Затем он уперся ногами в стену, а плечами в чемодан, и, с помощью товарищей, выпихнул его из-под кровати. Предполагаемая медь оказалась в виде кусочков различной величины, от горошины до доллара, более или менее плоских, но неправильной формы, — «в таком роде, как если бы налить на землю расплавленного свинца и оставить, пока не остынет». Никому из полицейских в голову не приходило, что это, может быть, какой-нибудь другой металл, а не медь. Никто не подумал, что это может быть золото, да и могла ли явиться у них такая дикая мысль? Каково же было их изумление, когда на другой день по всему Бремену разнеслась весть, что «куча меди», которую они так пренебрежительно стащили в полицию, не дав себе труда утаить хоть крупицу, — оказалась золотом — настоящим золотом — мало того, золотом, какого еще не случалось употреблять при чеканке, — абсолютно чистым, девственным, без малейших следов какой-либо примеси!

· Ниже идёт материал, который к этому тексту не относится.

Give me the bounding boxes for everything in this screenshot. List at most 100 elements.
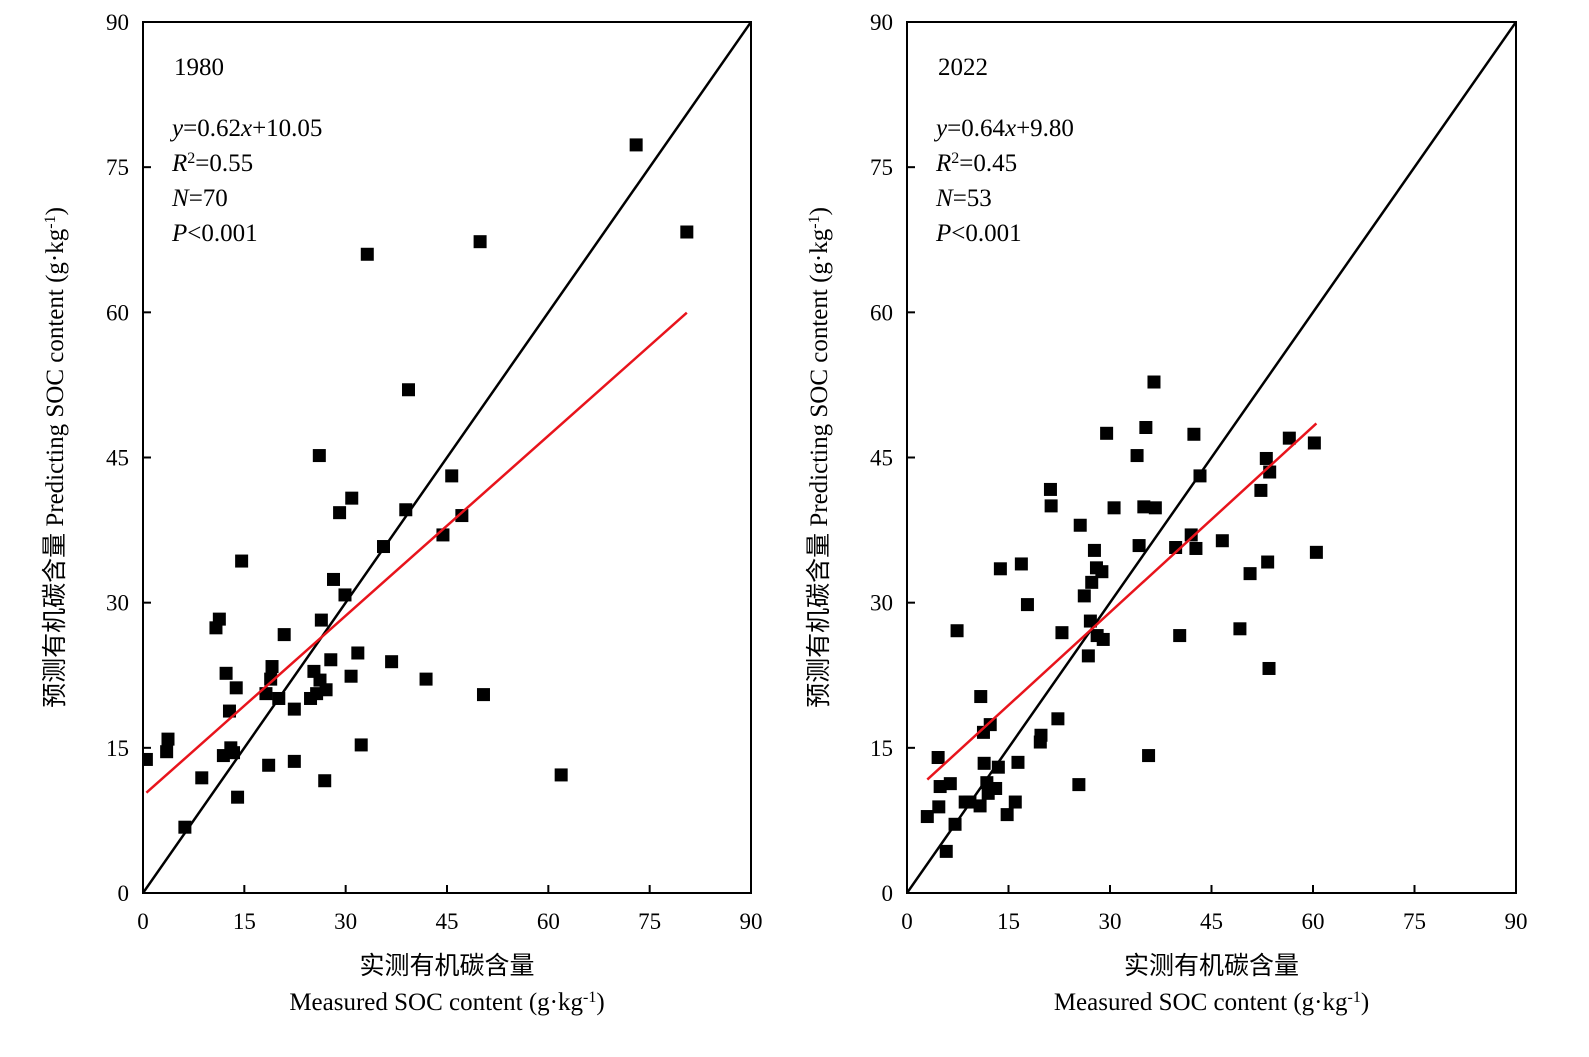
regression-line bbox=[926, 422, 1318, 781]
x-tick-label: 15 bbox=[997, 909, 1020, 934]
y-tick-label: 60 bbox=[870, 300, 893, 325]
data-point bbox=[419, 672, 433, 686]
data-point bbox=[1100, 426, 1114, 440]
data-point bbox=[1083, 614, 1097, 628]
data-point bbox=[1189, 541, 1203, 555]
data-point bbox=[1107, 501, 1121, 515]
data-point bbox=[312, 449, 326, 463]
x-tick-label: 90 bbox=[740, 909, 763, 934]
x-tick-label: 60 bbox=[1302, 909, 1325, 934]
data-point bbox=[265, 660, 279, 674]
data-point bbox=[1014, 557, 1028, 571]
data-point bbox=[324, 653, 338, 667]
stats-line: N=70 bbox=[171, 185, 228, 212]
data-point bbox=[1087, 543, 1101, 557]
y-tick-label: 75 bbox=[870, 155, 893, 180]
data-point bbox=[385, 655, 399, 669]
panel-1980: 0 15 30 45 60 75 90 0 15 30 45 60 75 90 1980 y=0.62x+10… bbox=[41, 10, 763, 1016]
data-point bbox=[939, 844, 953, 858]
x-axis-title-cn: 实测有机碳含量 bbox=[1124, 952, 1299, 980]
data-point bbox=[1137, 500, 1151, 514]
y-tick-label: 90 bbox=[870, 10, 893, 35]
data-point bbox=[143, 752, 153, 766]
x-axis-title-en: Measured SOC content (g·kg-1) bbox=[289, 989, 604, 1017]
data-point bbox=[235, 554, 249, 568]
identity-line bbox=[143, 22, 751, 893]
data-point bbox=[977, 756, 991, 770]
data-point bbox=[1000, 808, 1014, 822]
data-point bbox=[1095, 565, 1109, 579]
data-point bbox=[943, 777, 957, 791]
data-point bbox=[1044, 499, 1058, 513]
data-point bbox=[231, 790, 245, 804]
data-point bbox=[989, 781, 1003, 795]
y-axis-title: 预测有机碳含量 Predicting SOC content (g·kg-1) bbox=[41, 207, 69, 708]
stats-line: N=53 bbox=[935, 185, 992, 212]
data-point bbox=[262, 758, 276, 772]
data-point bbox=[1187, 427, 1201, 441]
y-tick-label: 30 bbox=[870, 591, 893, 616]
data-point bbox=[1034, 728, 1048, 742]
x-tick-label: 75 bbox=[638, 909, 661, 934]
data-point bbox=[455, 509, 469, 523]
data-point bbox=[993, 562, 1007, 576]
data-point bbox=[1282, 431, 1296, 445]
data-point bbox=[554, 768, 568, 782]
data-point bbox=[327, 572, 341, 586]
plot-area bbox=[907, 22, 1516, 893]
data-point bbox=[1184, 528, 1198, 542]
x-tick-label: 45 bbox=[436, 909, 459, 934]
stats-line: P<0.001 bbox=[935, 220, 1022, 247]
data-point bbox=[344, 669, 358, 683]
data-point bbox=[287, 754, 301, 768]
data-point bbox=[1008, 795, 1022, 809]
data-point bbox=[1072, 778, 1086, 792]
panel-2022: 0 15 30 45 60 75 90 0 15 30 45 60 75 90 2022 y=0.64x+9.… bbox=[805, 10, 1528, 1016]
data-point bbox=[1309, 545, 1323, 559]
data-point bbox=[1173, 629, 1187, 643]
data-point bbox=[399, 503, 413, 517]
data-point bbox=[1011, 755, 1025, 769]
y-tick-label: 0 bbox=[118, 881, 130, 906]
stats-line: y=0.64x+9.80 bbox=[933, 115, 1074, 142]
data-point bbox=[1262, 661, 1276, 675]
data-point bbox=[983, 718, 997, 732]
data-point bbox=[222, 704, 236, 718]
data-point bbox=[1233, 622, 1247, 636]
data-point bbox=[338, 588, 352, 602]
data-point bbox=[476, 688, 490, 702]
x-tick-label: 0 bbox=[137, 909, 149, 934]
data-point bbox=[1307, 436, 1321, 450]
data-point bbox=[1051, 712, 1065, 726]
stats-line: R2=0.55 bbox=[171, 150, 253, 178]
data-point bbox=[272, 691, 286, 705]
data-point bbox=[227, 746, 241, 760]
stats-line: y=0.62x+10.05 bbox=[169, 115, 322, 142]
data-point bbox=[1043, 482, 1057, 496]
x-tick-label: 75 bbox=[1403, 909, 1426, 934]
data-point bbox=[161, 732, 175, 746]
data-point bbox=[1081, 649, 1095, 663]
data-point bbox=[178, 820, 192, 834]
data-point bbox=[1259, 451, 1273, 465]
data-point bbox=[1085, 575, 1099, 589]
data-point bbox=[1139, 420, 1153, 434]
x-tick-label: 30 bbox=[1099, 909, 1122, 934]
data-point bbox=[1055, 626, 1069, 640]
data-point bbox=[1147, 375, 1161, 389]
data-point bbox=[963, 795, 977, 809]
data-point bbox=[354, 738, 368, 752]
data-point bbox=[1132, 539, 1146, 553]
x-tick-label: 0 bbox=[901, 909, 913, 934]
data-point bbox=[1254, 483, 1268, 497]
x-tick-label: 30 bbox=[334, 909, 357, 934]
regression-line bbox=[145, 311, 688, 794]
data-point bbox=[318, 774, 332, 788]
data-point bbox=[680, 225, 694, 239]
plot-area bbox=[143, 22, 751, 893]
y-tick-label: 45 bbox=[106, 446, 129, 471]
data-point bbox=[1243, 567, 1257, 581]
y-tick-label: 15 bbox=[870, 736, 893, 761]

Я не стану распространяться о сообщении самого фон Кемпелена, — так как оно известно читающей публике. Что ему удалось осуществить старинную мечту искателей философского камня, — в том вряд ли может сомневаться мало-мальски здравомыслящий человек. Разумеется, мнения Араго имеют огромный вес, но и этот ученый может ошибаться и все, что он говорит о висмуте в своем сообщении, нужно принимать cum grano salis.

Ясно одно: до сих пор все анализы оказались безуспешными, и, по всей вероятности, дело останется в течение многих лет in statu quo, пока фон Кемпелен не укажет нам ключ к своей тайне. Доныне установлен лишь следующий факт: золото можно приготовлять без особенных затруднений из свинца и каких-то неизвестных веществ, примешанных к нему в неизвестной пропорции.

Конечно, в настоящее время трудно высказаться о непосредственных и окончательных последствиях этого открытия, которое всякий мыслящий человек не замедлит поставить в связь с увеличившимся интересом к золоту вследствие недавних открытий в Калифорнии. Это последнее соображение, в свою очередь, наводит на мысль о крайней несвоевременности открытия фон Кемпелена. Если многие воздержались от переселения в Калифорнию, опасаясь, что золото упадет в цене после открытия таких неисчерпаемых мин, то какой же переполох поднимется теперь среди людей, переселяющихся или уже переселившихся в Калифорнию? Можно себе представить, как они отнесутся к известию об удивительном открытии фон Кемпелена? Открытию, смысл которого в сущности тот, что при всех достоинствах золота (каковы бы они ни были) в смысле материала для мануфактурных изделий, стоимость его упала или, по крайней мере, упадет в скором времени (невозможно предположить, что фон Кемпелен долго будет хранить тайну своего открытия) ниже стоимости свинца и гораздо ниже стоимости серебра. Трудно судить о последствиях этого открытия, но одно можно сказать, не рискуя ошибиться: появись известие о нем полугодом раньше, оно отразилось бы весьма существенно на населении Калифорнии.

В Европе самым важным результатом его является пока возвышение стоимости свинца на двести процентов и серебра на двадцать пять процентов.